The three Planetoid datasets form a natural progression. Cora (2,708 nodes, 7 classes) is the densest and easiest -- use it as a sanity check. CiteSeer (3,327 nodes, 6 classes) is sparser (avg degree 2.7 vs 3.9), making it harder; use it to test robustness to limited neighborhood information. PubMed (19,717 nodes, 3 classes) is 7x larger but has only 3 classes; use it to validate that your training pipeline scales beyond toy size. If your GNN beats GCN on Cora but not on CiteSeer, it likely over-relies on dense graph structure. If it fails on PubMed, check your scalability.
Common tasks and benchmarks
The standard task on Cora is transductive semi-supervised node classification. Only 140 nodes (20 per class) are labeled for training, 500 for validation, and 1,000 for testing. The model must use the full graph structure during training but only predicts labels for test nodes.

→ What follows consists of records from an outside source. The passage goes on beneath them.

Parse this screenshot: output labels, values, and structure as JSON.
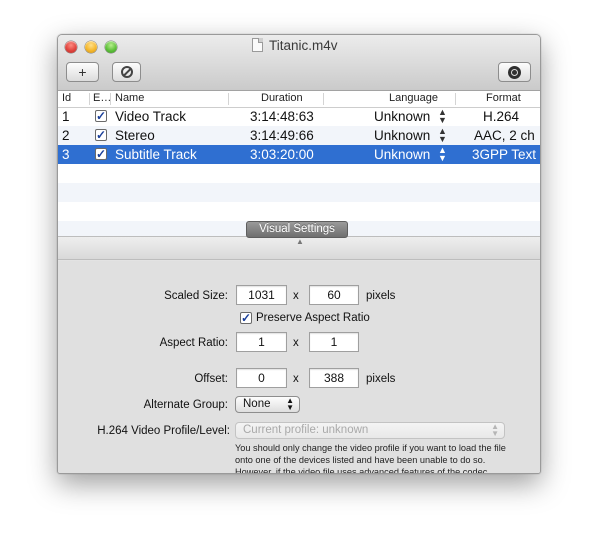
{
  "window": {
    "title": "Titanic.m4v"
  },
  "toolbar": {
    "add_icon": "plus-icon",
    "disable_icon": "disable-icon",
    "inspector_icon": "inspector-icon"
  },
  "table": {
    "columns": [
      "Id",
      "E…",
      "Name",
      "Duration",
      "Language",
      "Format"
    ],
    "rows": [
      {
        "id": "1",
        "enabled": true,
        "name": "Video Track",
        "duration": "3:14:48:63",
        "language": "Unknown",
        "format": "H.264"
      },
      {
        "id": "2",
        "enabled": true,
        "name": "Stereo",
        "duration": "3:14:49:66",
        "language": "Unknown",
        "format": "AAC, 2 ch"
      },
      {
        "id": "3",
        "enabled": true,
        "name": "Subtitle Track",
        "duration": "3:03:20:00",
        "language": "Unknown",
        "format": "3GPP Text",
        "selected": true
      }
    ]
  },
  "settings": {
    "section_button": "Visual Settings",
    "scaled_size_label": "Scaled Size:",
    "scaled_width": "1031",
    "scaled_height": "60",
    "times": "x",
    "pixels": "pixels",
    "preserve_label": "Preserve Aspect Ratio",
    "preserve_checked": true,
    "aspect_label": "Aspect Ratio:",
    "aspect_w": "1",
    "aspect_h": "1",
    "offset_label": "Offset:",
    "offset_x": "0",
    "offset_y": "388",
    "alt_group_label": "Alternate Group:",
    "alt_group_value": "None",
    "profile_label": "H.264 Video Profile/Level:",
    "profile_value": "Current profile: unknown",
    "help_text": "You should only change the video profile if you want to load the file onto one of the devices listed and have been unable to do so.  However, if the video file uses advanced features of the codec, then the file may still be unplayable on the device."
  },
  "colors": {
    "selection": "#2f6fd1",
    "window_bg": "#e0e0e0"
  }
}
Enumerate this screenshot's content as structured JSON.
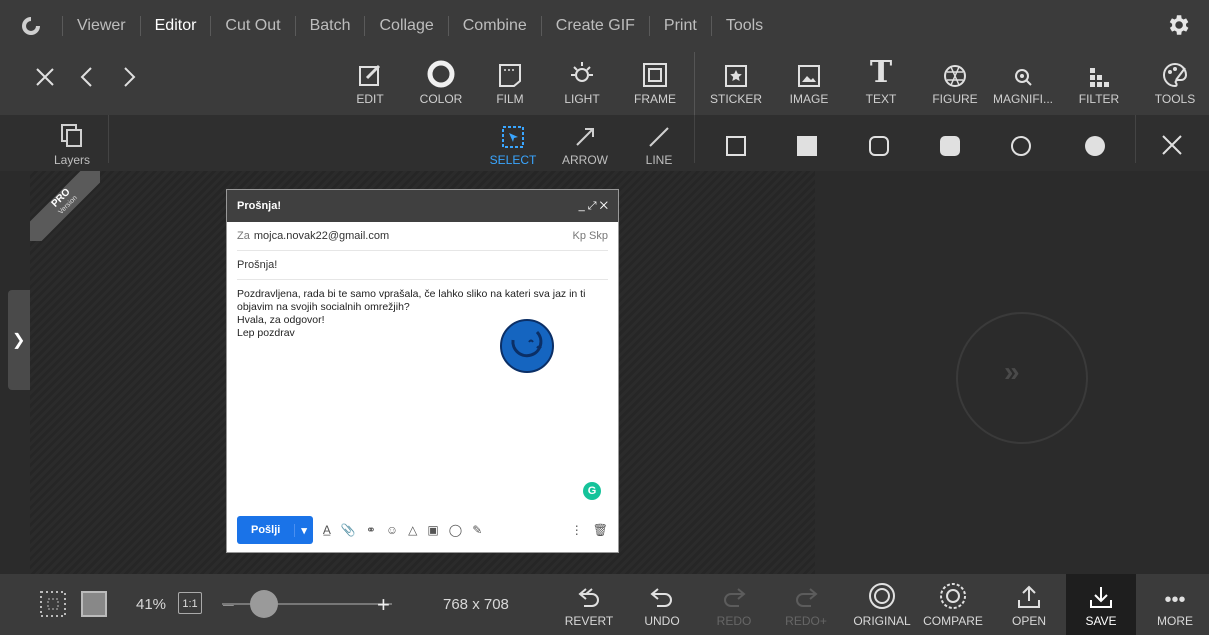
{
  "nav": {
    "items": [
      "Viewer",
      "Editor",
      "Cut Out",
      "Batch",
      "Collage",
      "Combine",
      "Create GIF",
      "Print",
      "Tools"
    ],
    "active": "Editor"
  },
  "toolbar": {
    "tools": [
      "EDIT",
      "COLOR",
      "FILM",
      "LIGHT",
      "FRAME",
      "STICKER",
      "IMAGE",
      "TEXT",
      "FIGURE",
      "MAGNIFI...",
      "FILTER",
      "TOOLS"
    ]
  },
  "subbar": {
    "layers": "Layers",
    "select": "SELECT",
    "arrow": "ARROW",
    "line": "LINE"
  },
  "pro_badge": {
    "title": "PRO",
    "sub": "Version"
  },
  "email": {
    "window_title": "Prošnja!",
    "to_label": "Za",
    "to_value": "mojca.novak22@gmail.com",
    "cc_bcc": "Kp Skp",
    "subject": "Prošnja!",
    "body_lines": [
      "Pozdravljena, rada bi te samo vprašala, če lahko sliko na kateri sva jaz in ti",
      "objavim na svojih socialnih omrežjih?",
      "Hvala, za odgovor!",
      "Lep pozdrav"
    ],
    "send_label": "Pošlji",
    "grammarly": "G"
  },
  "bottom": {
    "zoom": "41%",
    "one_to_one": "1:1",
    "minus": "−",
    "plus": "+",
    "dimensions": "768 x 708",
    "buttons": [
      "REVERT",
      "UNDO",
      "REDO",
      "REDO+",
      "ORIGINAL",
      "COMPARE",
      "OPEN",
      "SAVE",
      "MORE"
    ]
  },
  "colors": {
    "accent": "#3aa6ff",
    "send_button": "#1a73e8",
    "smiley": "#1565c0"
  }
}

Benchmark results on the standard split: GCN ~81.5%, GAT ~83.0%, APPNP ~83.3%, GCNII ~85.5%. The differences are small because Cora is a relatively easy dataset. The real differentiator between architectures shows on harder, larger benchmarks.
Data source
The original Cora dataset can be downloaded from the LINQS group at UC Santa Cruz. The Planetoid version used by PyG is hosted by the PyG team and downloaded automatically.
BibTeX citation
@article{mccallum2000automating,
title={Automating the Construction of Internet Portals with Machine Learning},
author={McCallum, Andrew and Nigam, Kamal and Rennie, Jason and Seymore, Kristie},
journal={Information Retrieval},
volume={3},
number={2},
pages={127--163},
year={2000},
publisher={Springer}
}
@inproceedings{yang2016revisiting,
title={Revisiting Semi-Supervised Learning with Graph Embeddings},
author={Yang, Zhilin and Cohen, William and Salakhutdinov, Ruslan},
booktitle={ICML},
year={2016}
}Cite McCallum et al. for the dataset, Yang et al. for the Planetoid split used by PyG.
Example: mapping to a business problem
Cora's structure (entities connected by relationships, classified by type) maps directly to enterprise problems. Replace papers with customers, citations with transactions, and categories with churn risk segments. The same message-passing principle applies: a customer's behavior is best predicted by looking at who they interact with, not just their individual features.
A bank classifying accounts by risk level is solving the same structural problem as classifying Cora papers by topic. The difference is scale (millions of accounts vs. 2,708 papers) and complexity (dozens of relationship types vs. one citation type).
From benchmark to production
Cora teaches the fundamental insight: neighborhood structure is predictive. But production graphs differ in three critical ways. First, real graphs have millions to billions of nodes, not 2,708. Second, real data is heterogeneous: customers, products, transactions, and merchants are different entity types with different features. Third, real data is temporal: a transaction from yesterday matters more than one from last year.